OUR TAKE: Compliance officers that assume anti-money laundering duties are subject to prosecution and significant fines by both FinCEN and the DoJ (in addition to FINRA and other financial regulators). Nobody condones the CCO’s conduct in this case, but one question many compli-pros have asked is why has the CCO been singled out for personal liability? Why didn’t the feds pursue the operations folks that vet clients or the senior executives in charge? And, why does the CCO pay a fine when he did not financially benefit from the misconduct?
The SEC commenced an enforcement action against a broker-dealer’s chief compliance officer/anti-money laundering officer for failing to file Suspicious Activity Reports. The SEC alleges that the CCO/AML Officer had actual knowledge of red flags of illegal penny stock trading and money laundering. Such red flags included physical deposits of large blocks of penny stocks followed by rapid liquidation, simultaneous trading in two customer accounts, quick changes in issuer business plans, and clearly misleading company press releases. Also, the SEC maintains that a quick Google search would have raised other red flags including prior enforcement actions and articles alleging pump and dump activity. The SEC accuses the CCO/AML Officer for aiding and abetting and causing his firm’s violations of Rule 17a-8, which requires a broker-dealer to comply with the SAR requirements of the Bank Secrecy Act.
OUR TAKE: The regulators have been keen to impose personal liability on CCOs for violations of the Anti-Money Laundering rules including failures to file SARs. In fact, FinCEN can impose a $25,000 fine on an AML Officer for each failure to file an SAR (See e.g. U.S. Dept of Treasury v. Haider).

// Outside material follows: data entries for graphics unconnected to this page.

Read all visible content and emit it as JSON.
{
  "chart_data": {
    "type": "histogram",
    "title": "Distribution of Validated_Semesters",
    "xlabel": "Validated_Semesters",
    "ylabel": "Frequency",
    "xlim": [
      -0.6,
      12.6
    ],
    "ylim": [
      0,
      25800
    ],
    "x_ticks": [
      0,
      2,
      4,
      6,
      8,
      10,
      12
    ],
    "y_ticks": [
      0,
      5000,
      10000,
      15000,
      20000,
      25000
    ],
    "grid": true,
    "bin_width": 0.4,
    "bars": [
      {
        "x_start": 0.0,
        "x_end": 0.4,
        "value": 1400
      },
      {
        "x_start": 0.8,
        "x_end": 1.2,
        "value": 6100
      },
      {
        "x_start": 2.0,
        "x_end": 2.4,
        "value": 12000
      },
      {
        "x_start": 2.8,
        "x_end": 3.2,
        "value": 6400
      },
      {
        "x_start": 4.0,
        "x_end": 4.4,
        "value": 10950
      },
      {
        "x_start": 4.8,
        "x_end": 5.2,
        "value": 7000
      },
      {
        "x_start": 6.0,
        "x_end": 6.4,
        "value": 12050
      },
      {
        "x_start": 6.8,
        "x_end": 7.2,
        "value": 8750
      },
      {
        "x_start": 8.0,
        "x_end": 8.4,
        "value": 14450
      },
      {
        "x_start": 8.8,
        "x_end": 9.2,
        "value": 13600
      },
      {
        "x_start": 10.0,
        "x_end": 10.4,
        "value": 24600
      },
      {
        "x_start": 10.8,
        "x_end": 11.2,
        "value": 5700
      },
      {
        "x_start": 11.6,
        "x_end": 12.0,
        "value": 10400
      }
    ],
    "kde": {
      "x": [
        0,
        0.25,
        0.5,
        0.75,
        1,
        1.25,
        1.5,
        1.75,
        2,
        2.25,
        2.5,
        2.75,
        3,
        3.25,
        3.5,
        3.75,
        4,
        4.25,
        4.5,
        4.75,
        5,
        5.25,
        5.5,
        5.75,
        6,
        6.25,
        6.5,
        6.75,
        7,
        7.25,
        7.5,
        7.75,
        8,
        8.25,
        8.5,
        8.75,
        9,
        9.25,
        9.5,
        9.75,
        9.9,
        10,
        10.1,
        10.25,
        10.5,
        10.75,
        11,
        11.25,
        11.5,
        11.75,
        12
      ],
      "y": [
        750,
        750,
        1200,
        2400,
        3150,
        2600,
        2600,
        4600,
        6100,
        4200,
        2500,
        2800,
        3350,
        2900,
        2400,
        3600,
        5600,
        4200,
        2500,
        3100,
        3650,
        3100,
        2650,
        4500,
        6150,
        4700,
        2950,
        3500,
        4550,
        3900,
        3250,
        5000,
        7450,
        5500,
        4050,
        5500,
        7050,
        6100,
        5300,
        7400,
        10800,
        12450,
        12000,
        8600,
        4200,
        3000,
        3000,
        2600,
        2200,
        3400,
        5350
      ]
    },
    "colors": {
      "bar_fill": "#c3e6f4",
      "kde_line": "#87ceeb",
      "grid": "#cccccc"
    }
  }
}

FINRA fined a large broker-dealer $16.5 Million for failing to devote sufficient resources to anti-money laundering compliance. According to FINRA, the firm’s AML monitoring analysts were “negatively impacted by the level of resources dedicated by the firm to AML surveillance.” With respect to exceptions generated by an automated system, FINRA claims that the internal staff was overwhelmed: “The number of analysts employed by the firm at any time (ranging from 3 to 5) did not have the ability to adequately review the tens of thousands of alerts generated.” FINRA also faults the firm for mis-programming an automated surveillance system and for over-relying on sales traders to report suspicious AML activities when most order flow came into the firm electronically.
OUR TAKE: The regulators have increasingly examined the level of resources devoted to compliance monitoring as an indication of a firm’s commitment to compliance. While every firm must assess its own needs, firms should spend no less than 5% of revenue on compliance monitoring.